I think the asymmetry will need to be addressed. Eventually the political scandal will be apparent to everyone. But also there is no way back. The technologies are there now. But maybe the next wave of social and technical transformation will not be about individuals submitting information, but individuals having their own means of technologically-enhanced anticipation. But in that situation, the locus of meaning, of being human and of freedom will become ever more important.
Information is now much like banking. The banks invest our money organising it ways which are not available to any individual, extracting profits which are unrealisable by any individual, but only giving the customer back a tiny fraction of the rewards they have reaped: just enough to encourage the customer to keep placing their money in the bank. Google or Twitter receive a tiny piece of information from each of us. To us, that information may simply be an inconsequential message. But Google and the rest have ways of organising it which are not available to any of us, and extract from their organisation powerful properties of anticipation which they can then sell to those organisations willing to buy their services. Information is transformed into money by way of anticipation.
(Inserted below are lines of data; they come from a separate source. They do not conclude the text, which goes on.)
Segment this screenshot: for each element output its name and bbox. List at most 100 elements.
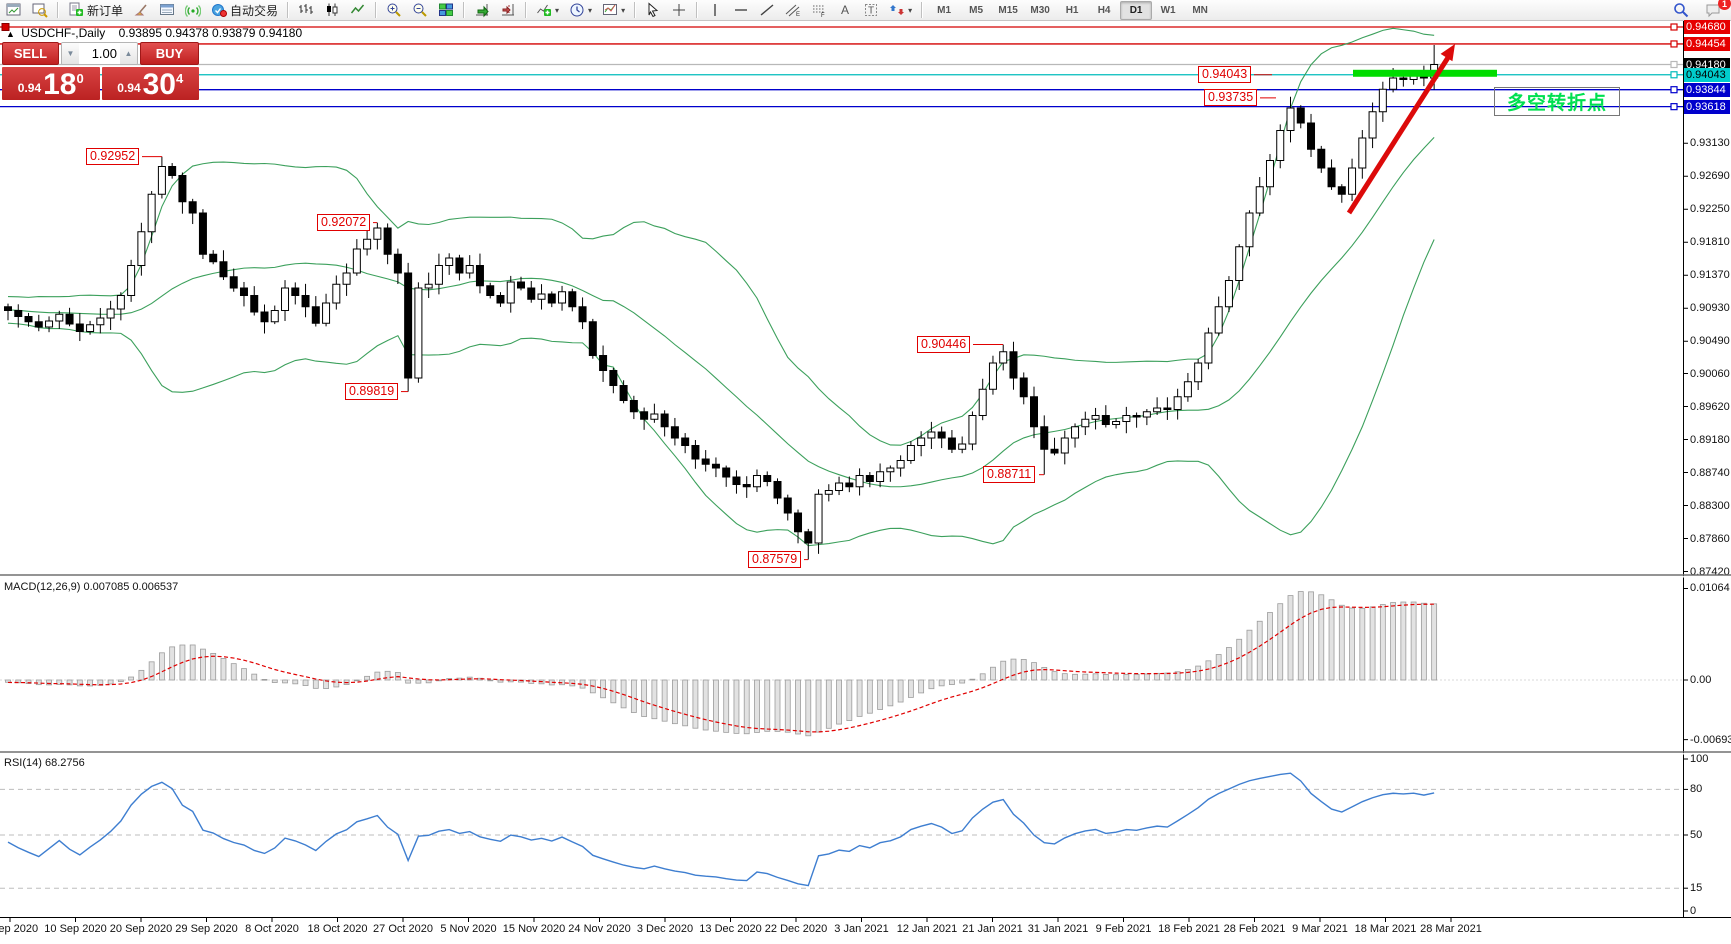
sell-button[interactable]: SELL	[2, 42, 59, 65]
date-axis-label: 18 Feb 2021	[1158, 923, 1220, 935]
toolbar-separator	[287, 2, 290, 18]
profiles-button[interactable]	[28, 1, 52, 19]
toolbar-separator	[57, 2, 59, 18]
svg-text:E: E	[796, 12, 800, 18]
chart-shift-button[interactable]	[496, 1, 520, 19]
zoom-in-icon	[387, 3, 401, 17]
svg-text:A: A	[841, 3, 849, 17]
volume-increase-button[interactable]: ▲	[120, 43, 137, 64]
date-axis-label: 27 Oct 2020	[373, 923, 433, 935]
fibonacci-tool-button[interactable]: F	[807, 1, 831, 19]
price-label-0.88711[interactable]: 0.88711	[983, 466, 1036, 484]
candlestick-mode-button[interactable]	[320, 1, 344, 19]
price-label-0.89819[interactable]: 0.89819	[345, 383, 399, 401]
periods-button[interactable]: ▾	[565, 1, 596, 19]
new-chart-button[interactable]	[2, 1, 26, 19]
zoom-in-button[interactable]	[382, 1, 406, 19]
buy-button[interactable]: BUY	[140, 42, 199, 65]
fibonacci-icon: F	[813, 5, 825, 18]
text-tool-button[interactable]: A	[833, 1, 857, 19]
date-axis-label: 22 Dec 2020	[764, 923, 828, 935]
tile-windows-button[interactable]	[434, 1, 458, 19]
new-order-button[interactable]: 新订单	[64, 1, 127, 19]
channel-tool-button[interactable]: E	[781, 1, 805, 19]
toolbar-separator	[375, 2, 378, 18]
hline-tool-button[interactable]	[729, 1, 753, 19]
sell-price-base: 0.94	[17, 81, 42, 95]
templates-button[interactable]: ▾	[598, 1, 629, 19]
macd-axis-tick: 0.00	[1690, 674, 1712, 686]
rsi-indicator-label: RSI(14) 68.2756	[4, 757, 85, 769]
timeframe-group: M1 M5 M15 M30 H1 H4 D1 W1 MN	[928, 0, 1216, 20]
annotation-turning-point[interactable]: 多空转折点	[1494, 87, 1620, 116]
price-label-0.92072[interactable]: 0.92072	[317, 214, 371, 232]
sell-price-pips: 18	[43, 68, 77, 101]
timeframe-m30[interactable]: M30	[1030, 4, 1050, 16]
timeframe-h1[interactable]: H1	[1065, 4, 1079, 16]
volume-decrease-button[interactable]: ▼	[62, 43, 79, 64]
line-chart-mode-button[interactable]	[346, 1, 370, 19]
zoom-out-button[interactable]	[408, 1, 432, 19]
bar-chart-mode-button[interactable]	[294, 1, 318, 19]
timeframe-m15[interactable]: M15	[998, 4, 1018, 16]
timeframe-m1[interactable]: M1	[937, 4, 952, 16]
candlestick-icon	[327, 3, 338, 16]
buy-quote[interactable]: 0.94 30 4	[101, 67, 199, 100]
chart-shift-icon	[502, 4, 515, 16]
date-axis-label: 5 Nov 2020	[440, 923, 497, 935]
rsi-axis-tick: 80	[1690, 783, 1703, 796]
bar-chart-icon	[299, 4, 314, 14]
price-axis-box-0.93844: 0.93844	[1684, 82, 1730, 97]
price-axis-tick: 0.90490	[1690, 335, 1730, 348]
text-label-icon: T	[865, 4, 878, 17]
price-axis-tick: 0.89180	[1690, 433, 1730, 446]
trendline-tool-button[interactable]	[755, 1, 779, 19]
crosshair-tool-button[interactable]	[667, 1, 691, 19]
signals-button[interactable]	[181, 1, 205, 19]
search-button[interactable]	[1669, 1, 1693, 19]
close-order-button[interactable]	[129, 1, 153, 19]
toolbar-right: 1	[1669, 0, 1731, 19]
horizontal-line-icon	[735, 9, 748, 11]
indicators-button[interactable]: ▾	[532, 1, 563, 19]
timeframe-m5[interactable]: M5	[969, 4, 984, 16]
arrows-dropdown-caret: ▾	[908, 5, 913, 15]
rsi-axis-tick: 100	[1690, 753, 1709, 765]
notifications-button[interactable]: 1	[1701, 0, 1731, 19]
autotrade-button[interactable]: 自动交易	[207, 1, 282, 19]
label-tool-button[interactable]: T	[859, 1, 883, 19]
crosshair-icon	[673, 4, 686, 16]
price-label-0.90446[interactable]: 0.90446	[917, 336, 971, 354]
date-axis-label: 3 Jan 2021	[834, 923, 889, 935]
svg-text:F: F	[821, 13, 825, 18]
highlight-bar	[1353, 69, 1497, 77]
zoom-out-icon	[413, 3, 427, 17]
cursor-tool-button[interactable]	[641, 1, 665, 19]
sell-quote[interactable]: 0.94 18 0	[2, 67, 100, 100]
date-axis-label: 18 Oct 2020	[307, 923, 368, 935]
templates-dropdown-caret: ▾	[621, 5, 626, 15]
date-axis-label: 18 Mar 2021	[1354, 923, 1417, 935]
timeframe-h4[interactable]: H4	[1097, 4, 1111, 16]
price-label-0.94043[interactable]: 0.94043	[1198, 66, 1252, 84]
price-axis-tick: 0.88300	[1690, 499, 1730, 512]
price-label-0.87579[interactable]: 0.87579	[748, 551, 802, 569]
date-axis-label: 24 Nov 2020	[568, 923, 631, 935]
vline-tool-button[interactable]	[703, 1, 727, 19]
timeframe-d1[interactable]: D1	[1120, 0, 1153, 20]
chart-window-title: ▲ USDCHF-,Daily 0.93895 0.94378 0.93879 …	[6, 26, 302, 40]
price-label-0.92952[interactable]: 0.92952	[86, 148, 140, 166]
date-axis-label: 31 Jan 2021	[1027, 923, 1089, 935]
new-order-label: 新订单	[87, 3, 124, 18]
arrows-tool-button[interactable]: ▾	[885, 1, 916, 19]
price-axis-tick: 0.92690	[1690, 170, 1730, 183]
price-label-0.93735[interactable]: 0.93735	[1204, 89, 1258, 107]
market-watch-button[interactable]	[155, 1, 179, 19]
timeframe-mn[interactable]: MN	[1192, 4, 1208, 16]
timeframe-w1[interactable]: W1	[1160, 4, 1176, 16]
price-axis-tick: 0.87860	[1690, 532, 1730, 545]
autoscroll-button[interactable]	[470, 1, 494, 19]
volume-input[interactable]	[79, 43, 120, 64]
search-icon	[1674, 3, 1689, 18]
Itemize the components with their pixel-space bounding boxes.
Any individual is at the mercy of this. Whilst some might eschew online engagement for fear of these forces (rightly), increasingly online engagement through the internet corporations has become as essential for professional development and advancement as education. Indeed, if the bleatings of the Web2.0 mafia are to be believed, it is more important than education (but they are a naive mafia!). The more we commit ourselves to the services of internet corporations, the more the world changes to enforce engagement. Just as the car has become a machine for covering the planet in tarmac, so the internet is a machine for turning us all into 'information workers'.
But we have no concept of the freedom of information workers. We don't have a concept of information. But we can now see the asymmetry of anticipation between the giant internet corporations, governments and the people who are meant to be the ones who vote for governments. The fact that we don't vote for internet corporations must now be a massive concern.
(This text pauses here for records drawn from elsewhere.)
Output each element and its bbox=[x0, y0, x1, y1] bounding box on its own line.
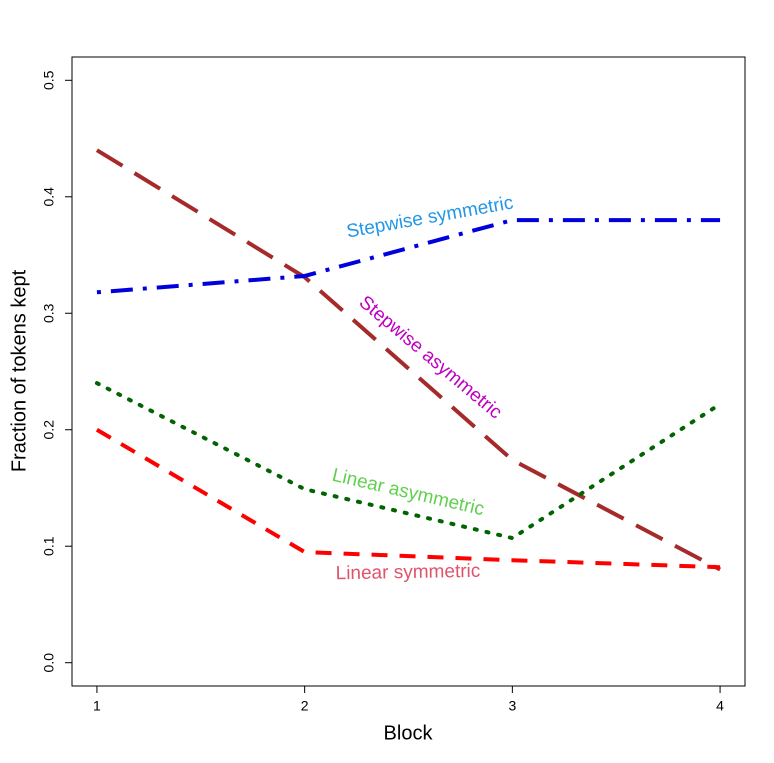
y-tick-label: 0.0 bbox=[41, 653, 57, 673]
y-tick-label: 0.3 bbox=[41, 303, 57, 323]
y-tick-label: 0.5 bbox=[41, 70, 57, 90]
series-label: Linear symmetric bbox=[335, 561, 480, 585]
series-line bbox=[95, 428, 721, 570]
x-tick-label: 3 bbox=[508, 698, 516, 714]
series-label: Stepwise asymmetric bbox=[355, 292, 506, 423]
y-tick-label: 0.4 bbox=[41, 187, 57, 207]
x-tick-label: 2 bbox=[301, 698, 309, 714]
x-tick-label: 1 bbox=[93, 698, 101, 714]
y-tick-label: 0.2 bbox=[41, 420, 57, 440]
series-line bbox=[94, 381, 723, 541]
series-line bbox=[95, 148, 722, 572]
plot-box bbox=[71, 56, 746, 687]
y-axis-title: Fraction of tokens kept bbox=[8, 269, 30, 472]
series-line bbox=[96, 218, 721, 295]
series-label: Stepwise symmetric bbox=[345, 193, 515, 243]
x-axis-title: Block bbox=[384, 722, 434, 744]
y-tick-label: 0.1 bbox=[41, 536, 57, 556]
x-tick-label: 4 bbox=[716, 698, 724, 714]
Part of the problem is that few understand the power that can be harvested from Google accounts, Facebook, etc. The pattern matching algorithms are so sophisticated previously unknown commonalities in our psychology and biology can be revealed. Ironically, these algorithms emerged through the massive data challenge of genetic sequencing. But when we 'sequence' ourselves, we need to understand what is being exposed, and the power of revealing it.
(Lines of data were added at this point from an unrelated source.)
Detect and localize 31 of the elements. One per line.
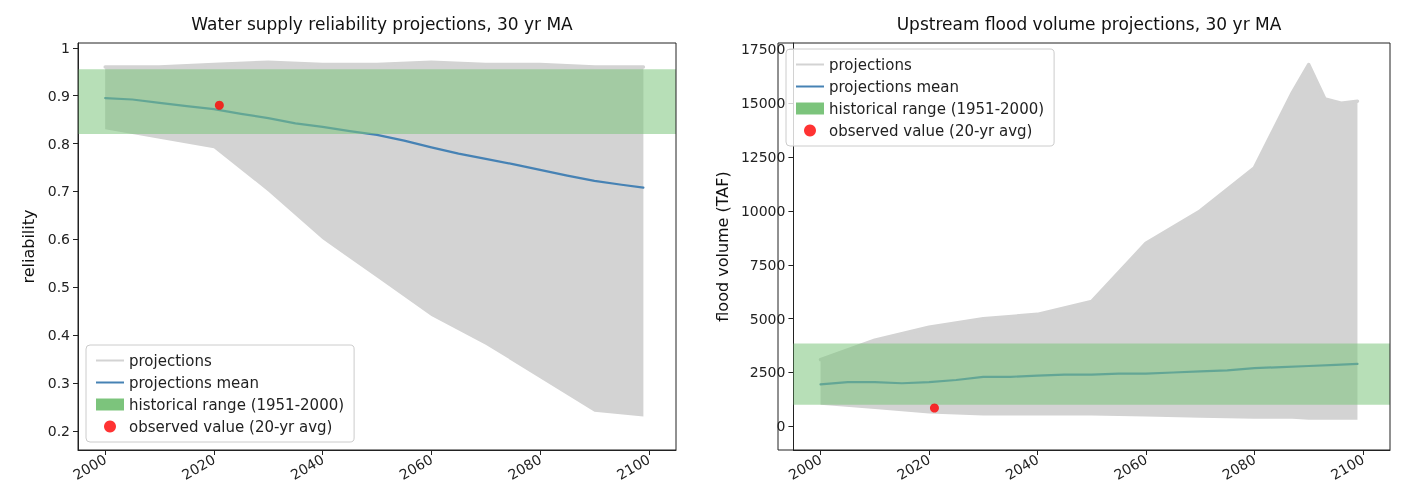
y-tick-label: 0.8	[47, 135, 70, 152]
y-axis-title: reliability	[18, 209, 38, 284]
y-tick-label: 1	[61, 39, 70, 56]
legend-label: projections mean	[829, 77, 960, 96]
y-tick-label: 5000	[749, 310, 786, 327]
y-tick-label: 0	[776, 418, 786, 435]
line-series	[819, 362, 1359, 386]
chart-title: Upstream flood volume projections, 30 yr MA	[896, 13, 1282, 34]
y-tick-label: 15000	[740, 95, 786, 112]
legend-label: observed value (20-yr avg)	[129, 417, 333, 436]
y-axis-title: flood volume (TAF)	[712, 171, 732, 322]
y-tick-label: 2500	[749, 364, 786, 381]
legend-label: projections	[129, 351, 212, 370]
chart-title: Water supply reliability projections, 30 yr MA	[191, 13, 574, 34]
legend-label: historical range (1951-2000)	[129, 395, 345, 414]
y-tick-label: 0.2	[47, 422, 70, 439]
y-tick-label: 0.4	[47, 327, 71, 344]
y-tick-label: 17500	[740, 41, 786, 58]
y-tick-label: 0.7	[47, 183, 70, 200]
legend-label: projections	[829, 55, 912, 74]
y-tick-label: 7500	[749, 256, 786, 273]
y-tick-label: 10000	[740, 202, 786, 219]
y-tick-label: 0.3	[47, 374, 70, 391]
y-tick-label: 0.6	[47, 231, 71, 248]
y-tick-label: 0.5	[47, 279, 70, 296]
legend-label: historical range (1951-2000)	[829, 99, 1045, 118]
y-tick-label: 0.9	[47, 87, 70, 104]
line-series	[104, 96, 645, 189]
y-tick-label: 12500	[740, 149, 786, 166]
legend-label: observed value (20-yr avg)	[829, 121, 1033, 140]
legend-label: projections mean	[129, 373, 260, 392]
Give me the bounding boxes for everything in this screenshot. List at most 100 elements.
I think the asymmetry will need to be addressed. Eventually the political scandal will be apparent to everyone. But also there is no way back. The technologies are there now. But maybe the next wave of social and technical transformation will not be about individuals submitting information, but individuals having their own means of technologically-enhanced anticipation. But in that situation, the locus of meaning, of being human and of freedom will become ever more important.
2 comments:
I recently read another interesting example of information inequality, which is the ability to pay a premium on timing of information so you get to act on it marginally before others, in many cases gaining greatest benefit:
http://krugman.blogs.nytimes.com/2013/06/12/unproductive-finance/?_r=0
It's all a bit like the plot behind Stravinsky's "The Soldier's Tale" - the soldier sells his violin to the devil in exchange for a "book of numbers" - stock prices of the future. Pretty good for 1919! There's a link between the ability to anticipate and the ability to manage risk - which is interesting.